More detailed historical and lithographic records are available for the history of this region as a part of the Ruhuna kingdom, during the time of King Kavan-Tissa, the father of Dutugemunu. In fact, in the 3rd century before CE, the area was known as the district of "Dighamandala", or Digaamadulla" in Sinhala. Dutugamunu's brother, Tissa, governed it by the order of his father. Later, on the death of his father, he retired to Dighavapi with his mother and the elephant Kandula (Mhv.xxiv.2, 14f, 48). When he made peace with his brother, he was again sent there to look after the district and the Dighavapi region. After the re-conquest of the Pihiti rata (approximately today's Northern province), Tissa was again in charge of
Dighavapi, for we find him being sent for from there at the time of Dutugamunu's death (Mhv.xxxii.2)). Tissa (afterwards called Saddhatissa) founded the main Dighavapi-vihara, in connection with which he built a cetiya, to which he made valuable offerings (Mhv.xxxiii.9, 14)). There are further historical allusion to Dighavapi in connection with the campaigns of king Parakramabahu I, in the 12th century (Chv.lxxiv.89; 98, 110, 180; lxxv.1, 10)).

==Medieval Times, Dutch and Muslim Settlers==
The Dighavapi Vihara and Chetiya continued to receive Royal patronage and many pilgrims even in the worst of times. In 1638 CE King Rajasinghe II granted the area around Dighavapi and up to the coast to the Dutch. This was on the understanding that the Dutch would dislodge the Portuguese who were controlling the coastal regions of Sri Lanka. The Dutch East India Company (VOC) also got trading rights for cinnamon and other commercial products. By 1640 CE the Dutch won over Trincomalee (Gokanna) and Batticaloa (Madakalapuva) from the Portuguese but subsequently refused to hand over the littoral to Sinhala Rule, claiming compensation for military expenses. Descendants of the Dutch settlers of the region still live in the area and form the core of the Batticaloa burghers.

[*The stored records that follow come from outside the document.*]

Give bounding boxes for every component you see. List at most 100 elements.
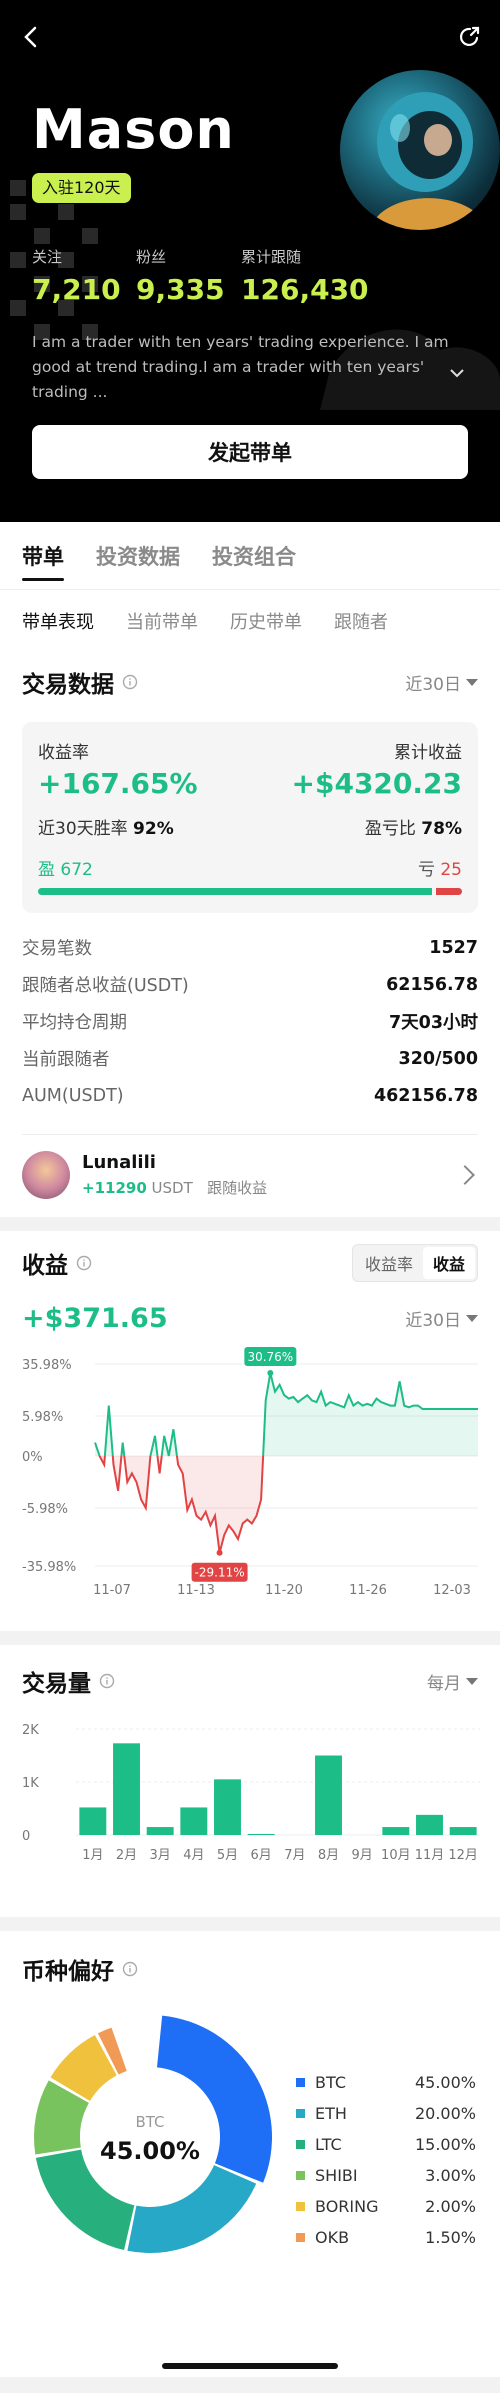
- toggle-profit[interactable]: 收益: [422, 1247, 475, 1279]
- period-selector[interactable]: 每月: [427, 1669, 478, 1694]
- section-title: 交易数据: [22, 665, 138, 699]
- period-label: 近30日: [405, 674, 461, 695]
- volume-bar: [79, 1807, 107, 1835]
- trader-bio: I am a trader with ten years' trading ex…: [32, 333, 449, 401]
- legend-name: BORING: [315, 2197, 379, 2216]
- section-title: 收益: [22, 1246, 92, 1280]
- back-button[interactable]: [14, 20, 48, 54]
- donut-legend: BTC 45.00% ETH 20.00% LTC 15.00% SHIBI 3.00% BOR…: [296, 2067, 476, 2253]
- subtab-followers[interactable]: 跟随者: [334, 608, 388, 634]
- volume-bar: [382, 1827, 410, 1835]
- trader-avatar[interactable]: [340, 70, 500, 230]
- info-icon[interactable]: [76, 1255, 92, 1271]
- profit-line-chart: 35.98% 5.98% 0% -5.98% -35.98% 11-07 11-13 11-2…: [0, 1346, 500, 1631]
- toggle-yield-rate[interactable]: 收益率: [355, 1247, 423, 1279]
- donut-slice: [127, 2165, 257, 2253]
- y-tick-label: 0%: [22, 1450, 43, 1465]
- donut-center-label: BTC: [135, 2113, 164, 2131]
- volume-section: 交易量 每月 2K 1K 0 1月 2月 3月 4月 5月 6月 7月 8月 9月 10月 11月 12月: [0, 1645, 500, 1917]
- caret-down-icon: [466, 1315, 478, 1322]
- x-tick-label: 10月: [381, 1848, 411, 1863]
- legend-row: BTC 45.00%: [296, 2067, 476, 2098]
- info-icon[interactable]: [122, 674, 138, 690]
- win-loss-ratio-bar: [38, 888, 462, 895]
- expand-bio-button[interactable]: [446, 362, 468, 384]
- stat-row: 交易笔数 1527: [22, 929, 478, 966]
- legend-name: ETH: [315, 2104, 347, 2123]
- stat-total-followers[interactable]: 累计跟随 126,430: [241, 246, 369, 306]
- bar-chart-svg: 2K 1K 0 1月 2月 3月 4月 5月 6月 7月 8月 9月 10月 11月 12月: [22, 1723, 480, 1863]
- loss-segment: [436, 888, 462, 895]
- y-tick-label: 5.98%: [22, 1410, 63, 1425]
- legend-value: 20.00%: [414, 2104, 476, 2123]
- x-tick-label: 11-07: [93, 1583, 131, 1598]
- currency-title: 币种偏好: [22, 1959, 114, 1985]
- stat-fans[interactable]: 粉丝 9,335: [136, 246, 225, 306]
- stat-key: 交易笔数: [22, 939, 92, 959]
- tab-portfolio[interactable]: 投资组合: [212, 541, 296, 571]
- volume-bar: [214, 1779, 241, 1835]
- top-nav-bar: [0, 0, 500, 80]
- subtab-current-orders[interactable]: 当前带单: [126, 608, 198, 634]
- share-button[interactable]: [452, 20, 486, 54]
- chevron-right-icon: [455, 1165, 475, 1185]
- legend-value: 45.00%: [414, 2073, 476, 2092]
- donut-center-value: 45.00%: [100, 2137, 200, 2165]
- x-tick-label: 11月: [415, 1848, 445, 1863]
- back-arrow-icon: [24, 26, 37, 48]
- wins: 盈 672: [38, 855, 93, 880]
- profit-section: 收益 收益率 收益 +$371.65 近30日 35.98% 5.98% 0% -5.…: [0, 1231, 500, 1631]
- stat-key: AUM(USDT): [22, 1085, 124, 1106]
- x-tick-label: 3月: [150, 1848, 171, 1863]
- share-icon: [459, 26, 480, 47]
- profit-value: +$371.65: [22, 1303, 168, 1334]
- caret-down-icon: [466, 678, 478, 686]
- stat-value: 462156.78: [373, 1085, 478, 1106]
- cumulative-profit-value: +$4320.23: [291, 767, 462, 800]
- x-tick-label: 5月: [217, 1848, 238, 1863]
- join-days-badge: 入驻120天: [32, 173, 131, 203]
- subtab-performance[interactable]: 带单表现: [22, 608, 94, 634]
- stat-label: 粉丝: [136, 248, 167, 266]
- legend-row: LTC 15.00%: [296, 2129, 476, 2160]
- legend-swatch: [296, 2140, 305, 2149]
- section-gap: [0, 1217, 500, 1231]
- x-tick-label: 4月: [183, 1848, 204, 1863]
- main-tabs: 带单 投资数据 投资组合: [0, 522, 500, 590]
- stat-row: 跟随者总收益(USDT) 62156.78: [22, 966, 478, 1003]
- volume-header: 交易量 每月: [0, 1645, 500, 1717]
- loss-count: 25: [440, 860, 462, 880]
- stat-row: 当前跟随者 320/500: [22, 1040, 478, 1077]
- volume-title: 交易量: [22, 1671, 91, 1697]
- follower-note: 跟随收益: [207, 1179, 268, 1197]
- top-follower-row[interactable]: Lunalili +11290 USDT 跟随收益: [22, 1134, 478, 1217]
- follower-unit: USDT: [151, 1179, 193, 1197]
- info-icon[interactable]: [122, 1961, 138, 1977]
- start-copy-trading-button[interactable]: 发起带单: [32, 425, 468, 479]
- subtab-history-orders[interactable]: 历史带单: [230, 608, 302, 634]
- legend-name: OKB: [315, 2228, 350, 2247]
- sub-tabs: 带单表现 当前带单 历史带单 跟随者: [0, 590, 500, 652]
- legend-name: LTC: [315, 2135, 342, 2154]
- legend-swatch: [296, 2202, 305, 2211]
- legend-row: ETH 20.00%: [296, 2098, 476, 2129]
- info-icon[interactable]: [99, 1673, 115, 1689]
- min-label: -29.11%: [195, 1566, 245, 1580]
- profit-area: [95, 1373, 478, 1456]
- win-label: 盈: [38, 860, 55, 880]
- stat-following[interactable]: 关注 7,210: [32, 246, 121, 306]
- y-tick-label: 35.98%: [22, 1358, 72, 1373]
- trading-panel: 带单 投资数据 投资组合 带单表现 当前带单 历史带单 跟随者 交易数据 近30…: [0, 522, 500, 1217]
- section-gap: [0, 1631, 500, 1645]
- stat-row: AUM(USDT) 462156.78: [22, 1077, 478, 1114]
- period-selector[interactable]: 近30日: [405, 1306, 478, 1331]
- cumulative-profit-label: 累计收益: [394, 743, 462, 763]
- legend-swatch: [296, 2078, 305, 2087]
- tab-copy-trading[interactable]: 带单: [22, 541, 64, 581]
- yield-value: +167.65%: [38, 767, 198, 800]
- section-title: 交易量: [22, 1664, 115, 1698]
- stat-label: 累计跟随: [241, 248, 302, 266]
- caret-down-icon: [466, 1677, 478, 1685]
- period-selector[interactable]: 近30日: [405, 670, 478, 695]
- tab-investment-data[interactable]: 投资数据: [96, 541, 180, 571]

Another influx of people into the area occurred in 1736. The Muslims of the Batticaloa (Madakalapuva) area are descendants of Arab refugees settled in the Ampara district (i.e., area around Dighavapi) by King Senerat 1n 1726. They had been expelled by the Portuguese from the south-west Maritimes (de Queroz).

== Stupa restoration ==
In 2021, former President Gotabaya Rajapaksa initiated the ‘Deeghawapi Trust Fund’ which aims to rebuild the stupa and reconstruct the ancient premises. As of July 2021, construction is undergoing and with the help of the Sri Lankan Army have reached up to a height of 10 feet of the Stupa. The construction is expected to be finished by the end 2023.